Missouri’s booming cannabis industry will soon welcome new players. But far fewer people will be allowed to enter than the large number looking for a way in.

The state received 1,601 applications from Missourians who want to operate microdispensaries or microfacilities to grow or manufacture marijuana products, according to the Division of Cannabis Regulation. Only 48 applications will be accepted through a lottery process in October. 

The so-called microlicenses were a novel part of the constitutional amendment that legalized recreational marijuana in Missouri last December. No other state in the U.S. had taken such forward action to allow entrepreneurs from disadvantaged or marginalized backgrounds to enter the cannabis industry. 

Many critics excoriated the licenses, saying they would constrain minority entrepreneurs. Microlicense holders, while earmarked for people from certain backgrounds and with lower requirements for capital, have fewer capabilities than operations with regular licensees. The businesses are “non-vertical,” meaning they can only either sell marijuana or cultivate it. A micro wholesale facility that cultivates or processes marijuana, for example, can’t sell its product to a non-microdispensary.

Yet demand for the licenses was relatively high compared to how many licenses will become available. Just 3 percent of all who applied will receive a microlicense in October. 

Still, that margin is higher than what industry leaders expected.

Abigail Vivas, chief equity officer of the state’s cannabis program, said at a June outreach event that she expected 5,000 applications, but she had also heard other estimates that all eight of the state’s congressional districts could receive 1,000 applications each, the Missouri Independent reported.

Adolphus Pruitt, president of St. Louis NAACP, says he expected many more people would apply. He believes that the 1,601 applications represent a much smaller number of actual businesses. 

“I guarantee husbands and wives, brothers and sisters submitted individually to help their odds,” Pruitt tells the RFT.

John Payne, a cannabis consultant and major proponent of cannabis legalization in Missouri, says “pooling strategies” are legitimate under the laws governing the program, but each candidate would have to meet one of the qualifying criteria spelled out in Amendment 3.

That might not be too hard. If an applicant had a nonviolent marijuana offense unrelated to distributing to a minor, for example, their spouse or any of their dependents would qualify for a microlicense because of that. 

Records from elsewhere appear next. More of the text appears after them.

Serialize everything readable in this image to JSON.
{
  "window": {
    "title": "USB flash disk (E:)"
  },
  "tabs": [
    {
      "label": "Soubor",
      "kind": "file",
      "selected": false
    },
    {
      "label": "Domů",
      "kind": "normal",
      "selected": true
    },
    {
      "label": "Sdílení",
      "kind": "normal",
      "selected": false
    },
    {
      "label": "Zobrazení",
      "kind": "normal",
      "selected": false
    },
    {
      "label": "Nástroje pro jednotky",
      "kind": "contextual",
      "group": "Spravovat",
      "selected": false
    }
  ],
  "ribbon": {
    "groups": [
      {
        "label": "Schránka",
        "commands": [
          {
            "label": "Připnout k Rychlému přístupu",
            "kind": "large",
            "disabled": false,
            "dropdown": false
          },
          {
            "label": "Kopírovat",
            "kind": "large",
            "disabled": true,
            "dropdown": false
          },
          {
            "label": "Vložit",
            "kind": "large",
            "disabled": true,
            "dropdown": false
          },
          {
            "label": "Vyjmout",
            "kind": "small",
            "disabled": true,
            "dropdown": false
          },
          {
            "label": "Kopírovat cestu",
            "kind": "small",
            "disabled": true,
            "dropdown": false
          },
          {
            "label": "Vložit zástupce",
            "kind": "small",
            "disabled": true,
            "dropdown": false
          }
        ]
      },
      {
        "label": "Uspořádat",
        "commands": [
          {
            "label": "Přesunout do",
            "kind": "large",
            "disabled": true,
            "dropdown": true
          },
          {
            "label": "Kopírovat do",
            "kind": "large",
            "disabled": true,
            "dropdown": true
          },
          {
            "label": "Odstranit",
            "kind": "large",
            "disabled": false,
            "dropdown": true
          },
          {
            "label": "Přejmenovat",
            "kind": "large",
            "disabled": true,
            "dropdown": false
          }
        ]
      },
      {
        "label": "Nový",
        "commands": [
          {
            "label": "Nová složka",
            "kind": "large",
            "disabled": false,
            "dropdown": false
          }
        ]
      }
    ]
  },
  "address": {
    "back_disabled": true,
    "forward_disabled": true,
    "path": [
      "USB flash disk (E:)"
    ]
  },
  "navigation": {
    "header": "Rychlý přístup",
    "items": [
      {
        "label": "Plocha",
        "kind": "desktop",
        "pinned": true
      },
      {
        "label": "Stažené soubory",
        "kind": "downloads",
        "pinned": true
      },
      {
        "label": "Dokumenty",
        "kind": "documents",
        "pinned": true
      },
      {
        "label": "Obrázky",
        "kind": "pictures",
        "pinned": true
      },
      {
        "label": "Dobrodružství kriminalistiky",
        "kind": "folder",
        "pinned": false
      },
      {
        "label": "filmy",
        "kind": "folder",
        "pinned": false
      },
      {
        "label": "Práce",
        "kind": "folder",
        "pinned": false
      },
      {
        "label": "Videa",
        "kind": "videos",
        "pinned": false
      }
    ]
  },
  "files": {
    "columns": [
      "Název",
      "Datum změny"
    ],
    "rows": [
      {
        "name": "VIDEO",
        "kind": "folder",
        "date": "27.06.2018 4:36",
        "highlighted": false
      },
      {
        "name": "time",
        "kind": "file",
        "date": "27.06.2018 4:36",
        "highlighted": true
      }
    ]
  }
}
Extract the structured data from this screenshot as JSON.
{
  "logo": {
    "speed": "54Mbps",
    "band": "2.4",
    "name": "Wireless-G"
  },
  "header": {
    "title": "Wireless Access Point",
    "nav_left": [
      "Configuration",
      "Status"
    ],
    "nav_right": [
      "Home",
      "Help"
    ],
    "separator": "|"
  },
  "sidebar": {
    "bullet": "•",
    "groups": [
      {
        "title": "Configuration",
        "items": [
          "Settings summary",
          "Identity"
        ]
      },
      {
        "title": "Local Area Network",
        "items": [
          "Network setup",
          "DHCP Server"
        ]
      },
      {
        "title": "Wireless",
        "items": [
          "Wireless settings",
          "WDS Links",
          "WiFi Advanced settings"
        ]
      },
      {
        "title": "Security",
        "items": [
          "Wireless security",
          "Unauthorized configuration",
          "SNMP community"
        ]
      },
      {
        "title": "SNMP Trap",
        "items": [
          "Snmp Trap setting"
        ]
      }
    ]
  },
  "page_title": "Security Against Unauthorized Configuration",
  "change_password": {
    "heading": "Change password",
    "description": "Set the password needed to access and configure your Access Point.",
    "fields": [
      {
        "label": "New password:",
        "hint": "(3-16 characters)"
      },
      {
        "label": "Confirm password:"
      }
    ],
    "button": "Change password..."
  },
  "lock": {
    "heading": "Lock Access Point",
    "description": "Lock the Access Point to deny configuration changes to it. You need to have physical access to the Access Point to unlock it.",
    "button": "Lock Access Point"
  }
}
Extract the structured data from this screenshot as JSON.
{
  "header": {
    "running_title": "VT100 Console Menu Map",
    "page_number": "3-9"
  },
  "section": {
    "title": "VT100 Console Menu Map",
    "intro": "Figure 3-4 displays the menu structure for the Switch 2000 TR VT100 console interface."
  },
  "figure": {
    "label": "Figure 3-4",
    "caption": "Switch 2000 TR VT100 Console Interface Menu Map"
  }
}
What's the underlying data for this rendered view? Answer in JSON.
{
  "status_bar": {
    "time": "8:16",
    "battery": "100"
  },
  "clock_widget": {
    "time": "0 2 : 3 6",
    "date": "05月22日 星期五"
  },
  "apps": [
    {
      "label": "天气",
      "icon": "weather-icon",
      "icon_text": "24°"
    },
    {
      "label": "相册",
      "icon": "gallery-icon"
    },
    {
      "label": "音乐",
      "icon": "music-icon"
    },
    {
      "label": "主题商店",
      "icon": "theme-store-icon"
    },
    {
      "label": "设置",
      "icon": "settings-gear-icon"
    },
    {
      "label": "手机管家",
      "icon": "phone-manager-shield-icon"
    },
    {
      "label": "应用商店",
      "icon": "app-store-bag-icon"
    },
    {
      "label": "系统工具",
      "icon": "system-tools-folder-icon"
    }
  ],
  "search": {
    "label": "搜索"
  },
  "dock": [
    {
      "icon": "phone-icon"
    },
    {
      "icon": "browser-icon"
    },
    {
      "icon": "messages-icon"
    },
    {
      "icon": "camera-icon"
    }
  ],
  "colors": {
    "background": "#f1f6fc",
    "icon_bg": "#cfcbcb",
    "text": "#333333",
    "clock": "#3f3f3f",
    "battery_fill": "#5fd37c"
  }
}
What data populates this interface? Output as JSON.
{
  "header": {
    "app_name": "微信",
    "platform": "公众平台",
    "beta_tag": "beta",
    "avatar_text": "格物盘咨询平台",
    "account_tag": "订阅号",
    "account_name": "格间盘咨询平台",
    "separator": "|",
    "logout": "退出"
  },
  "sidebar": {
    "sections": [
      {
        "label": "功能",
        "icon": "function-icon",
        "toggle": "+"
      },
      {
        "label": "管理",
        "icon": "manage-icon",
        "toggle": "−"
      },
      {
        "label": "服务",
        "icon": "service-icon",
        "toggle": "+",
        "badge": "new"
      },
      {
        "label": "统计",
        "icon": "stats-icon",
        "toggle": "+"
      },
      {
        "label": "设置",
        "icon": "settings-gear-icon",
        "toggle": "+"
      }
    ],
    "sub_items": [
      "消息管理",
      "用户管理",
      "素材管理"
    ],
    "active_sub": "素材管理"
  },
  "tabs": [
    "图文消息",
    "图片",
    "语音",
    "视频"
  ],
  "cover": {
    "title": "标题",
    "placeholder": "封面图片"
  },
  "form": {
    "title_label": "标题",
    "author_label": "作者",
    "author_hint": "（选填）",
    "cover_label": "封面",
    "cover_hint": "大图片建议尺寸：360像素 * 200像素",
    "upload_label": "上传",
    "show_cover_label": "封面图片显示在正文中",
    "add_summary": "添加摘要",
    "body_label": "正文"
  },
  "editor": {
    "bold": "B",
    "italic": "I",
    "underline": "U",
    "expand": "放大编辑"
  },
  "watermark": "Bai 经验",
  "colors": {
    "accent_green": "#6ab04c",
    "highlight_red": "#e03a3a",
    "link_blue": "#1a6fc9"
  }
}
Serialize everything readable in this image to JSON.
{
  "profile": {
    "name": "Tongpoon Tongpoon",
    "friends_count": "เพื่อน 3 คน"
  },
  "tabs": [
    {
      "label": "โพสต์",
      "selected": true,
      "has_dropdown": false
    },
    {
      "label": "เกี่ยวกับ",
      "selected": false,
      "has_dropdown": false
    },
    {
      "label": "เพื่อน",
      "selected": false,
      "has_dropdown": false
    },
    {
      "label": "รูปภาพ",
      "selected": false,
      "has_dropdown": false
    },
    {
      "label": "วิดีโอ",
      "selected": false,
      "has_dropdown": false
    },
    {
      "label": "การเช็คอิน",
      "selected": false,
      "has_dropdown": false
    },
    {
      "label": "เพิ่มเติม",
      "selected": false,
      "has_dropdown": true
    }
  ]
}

“That was by design,” Payne says. “The way we thought about it was, ‘Hey, all of those people had been negatively affected by marijuana being illegal.’”

Applications require a $1,500 fee, and while applicants will get that money back if they’re not lottery winners, they will need to resubmit their applications if they want to try again. 

The state will issue microbusiness licenses in three different rounds throughout the next few years, with up to 144 microlicenses awarded by 2025. The second round of 48 microlicenses will be awarded in 2024 at a date to be determined by the state. 

Pruitt hopes microbusinesses will take off. Eventually each of Missouri’s eight congressional districts will have 18 microdispensaries or manufacturing facilities. 

And while these businesses can only work with each other, Pruitt sees the microlicenses as an opportunity for Missouri to gain a niche market that adds new variety to the industry. 

“I think that the dispensaries and the growers have a relationship with each other will create an opportunity for some unique product to come into the marketplace that you won’t get anywhere else,” Pruitt says.